PART 10CRIMINAL JUSTICE

CHAPTER 6UNFITNESS TO BE TRIED ETC

Procedure during trial on indictment

Procedure where question of fitness to be tried arises

204.—(1) This section applies where, on the trial of a person charged on indictment with the commission of an offence, the question arises (at the instance of the defence or otherwise) whether the accused is unfit to be tried.

(2) In the following provisions of this section that question is referred to as “the question of fitness to be tried”.

(3) The question of fitness to be tried must be determined as soon as it arises; but this is subject to subsections (4) and (5).

(4) The court may postpone consideration of the question of fitness to be tried until any time up to the opening of the case for the defence if, having regard to the nature of the supposed condition of the accused, the court considers that the postponement is appropriate and is in the interests of the accused.

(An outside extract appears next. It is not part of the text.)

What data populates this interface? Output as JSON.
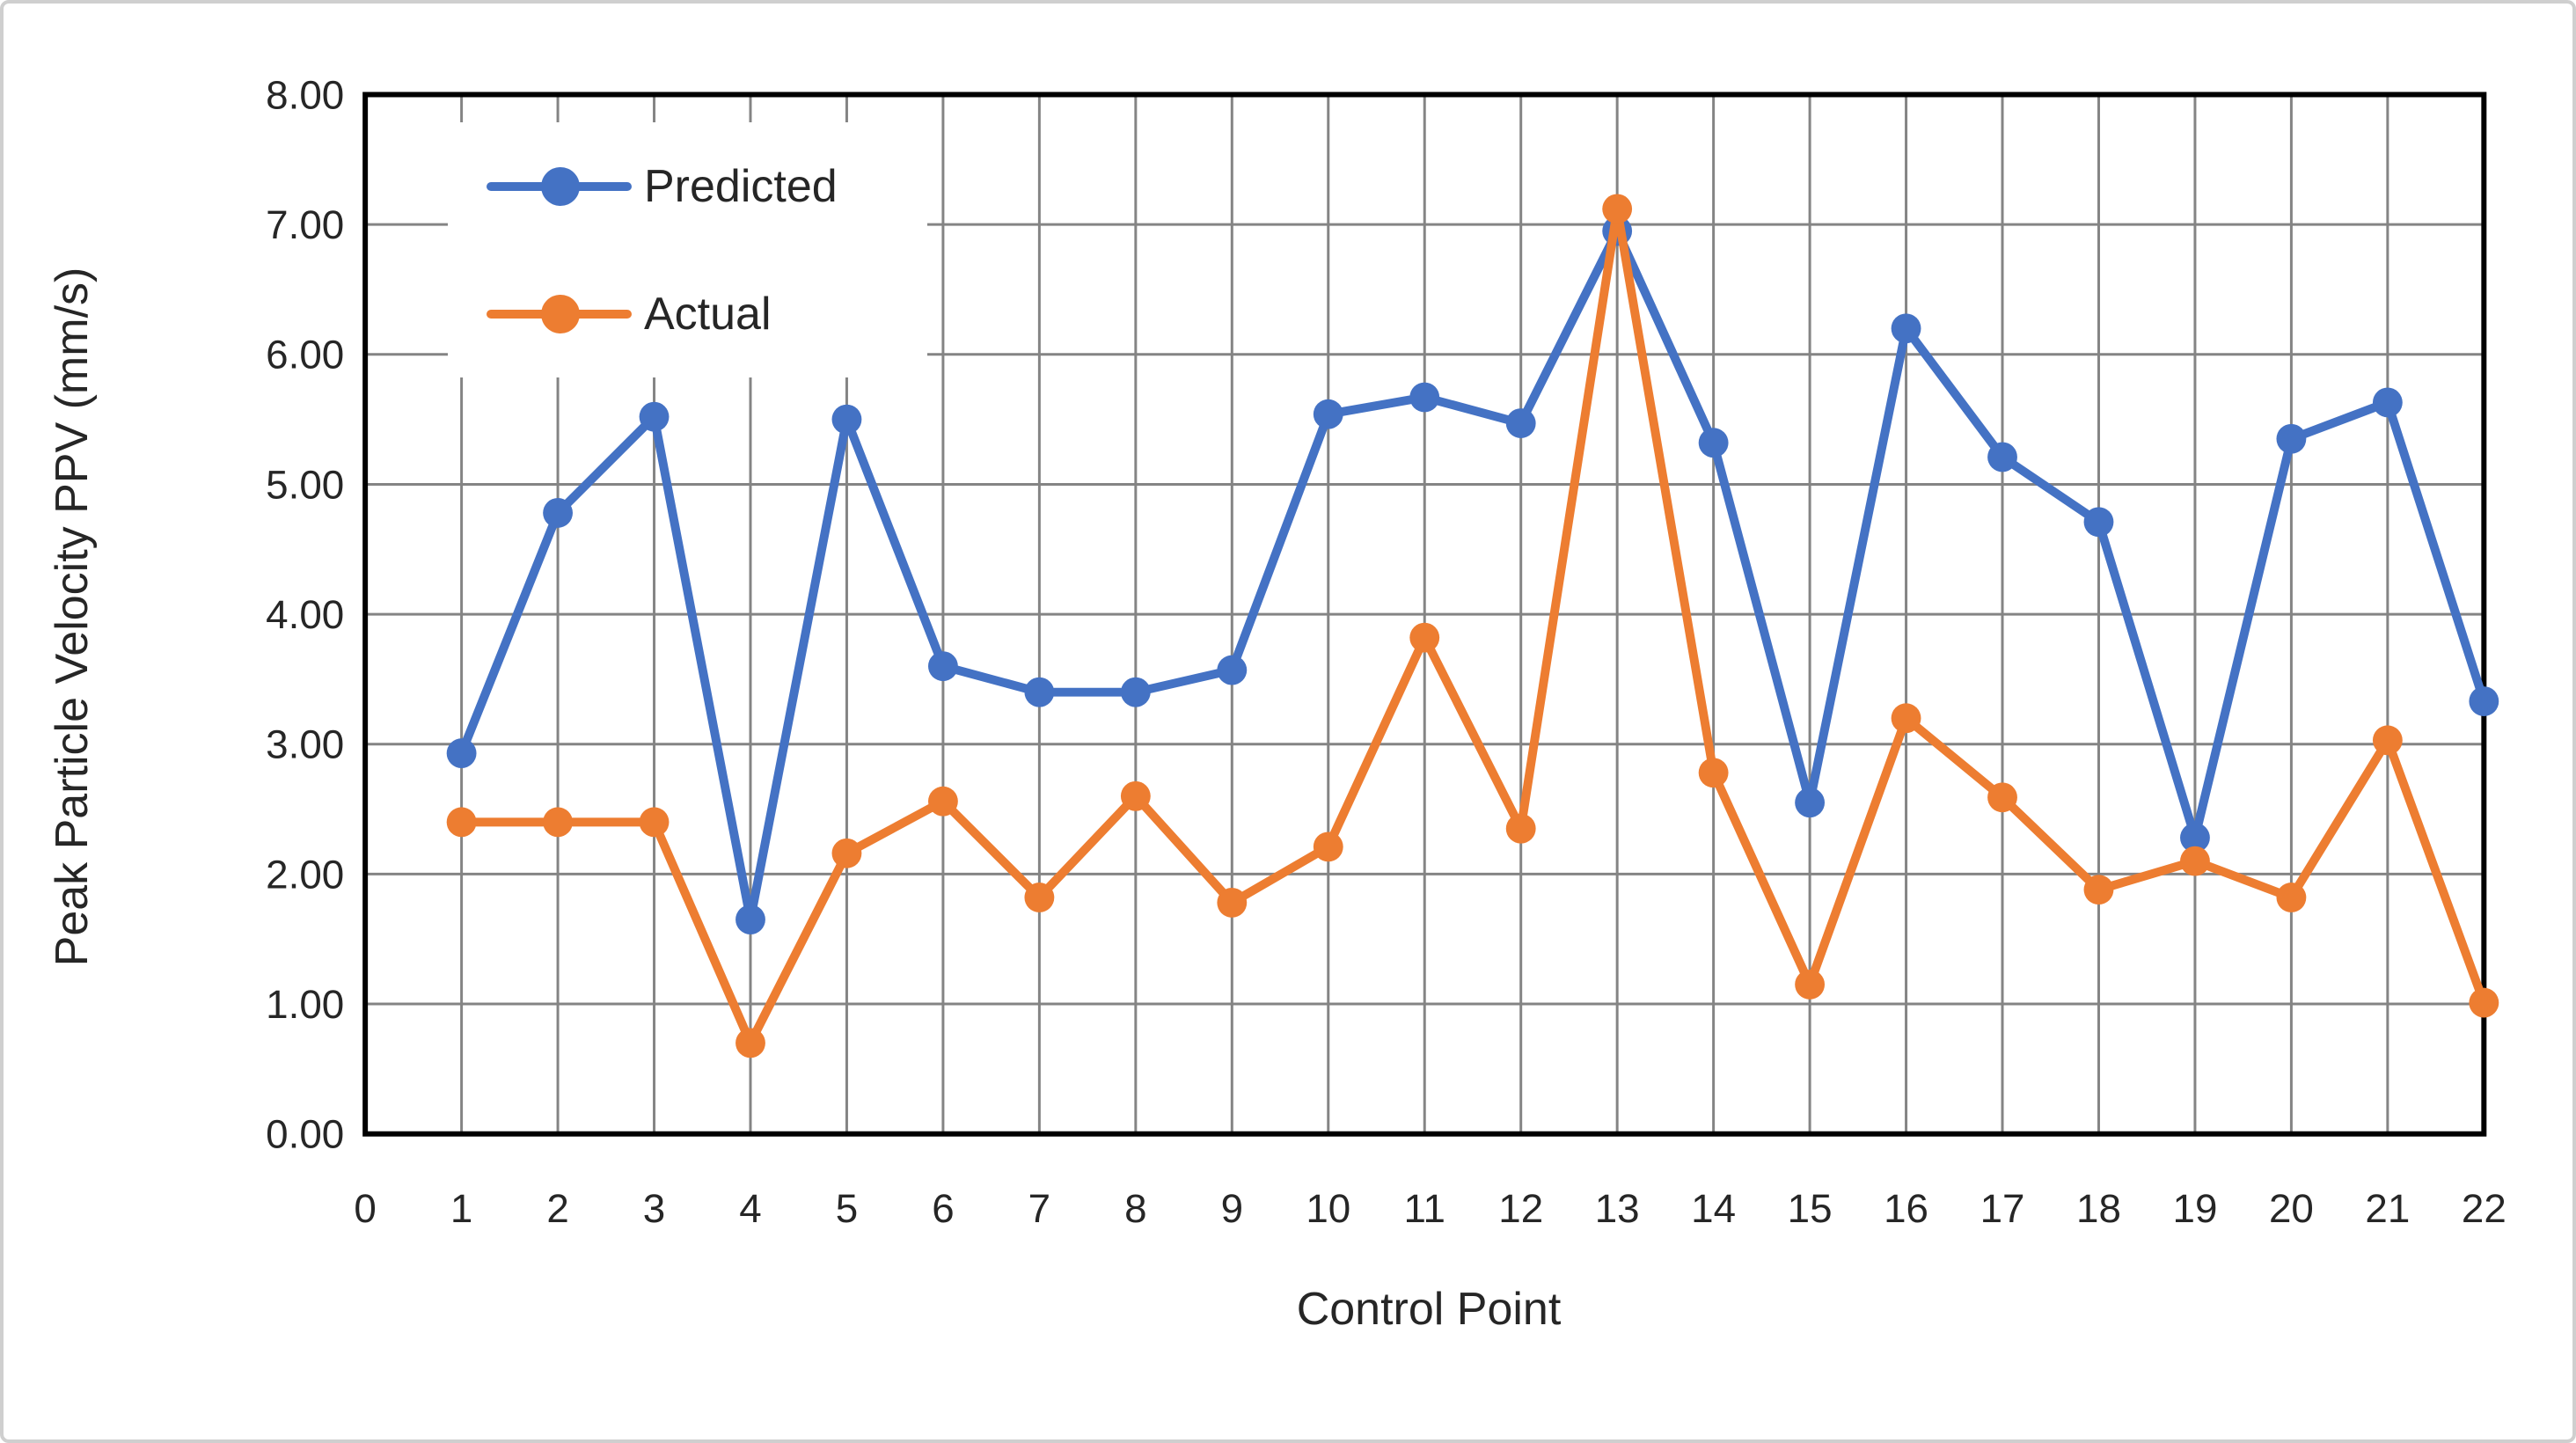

(5) If, before the question of fitness to be tried falls to be determined, the jury returns a verdict of acquittal on the count or each of the counts on which the accused is being tried, that question must not be determined.

(6) The question of fitness to be tried is to be determined by the court without a jury.

(7) The court may determine that the accused is unfit to be tried only if it is satisfied on the required medical evidence that the accused is unfit to be tried.

(8) In this section “the required medical evidence” means the written or oral evidence of at least two medical practitioners, including the oral evidence of an approved medical practitioner.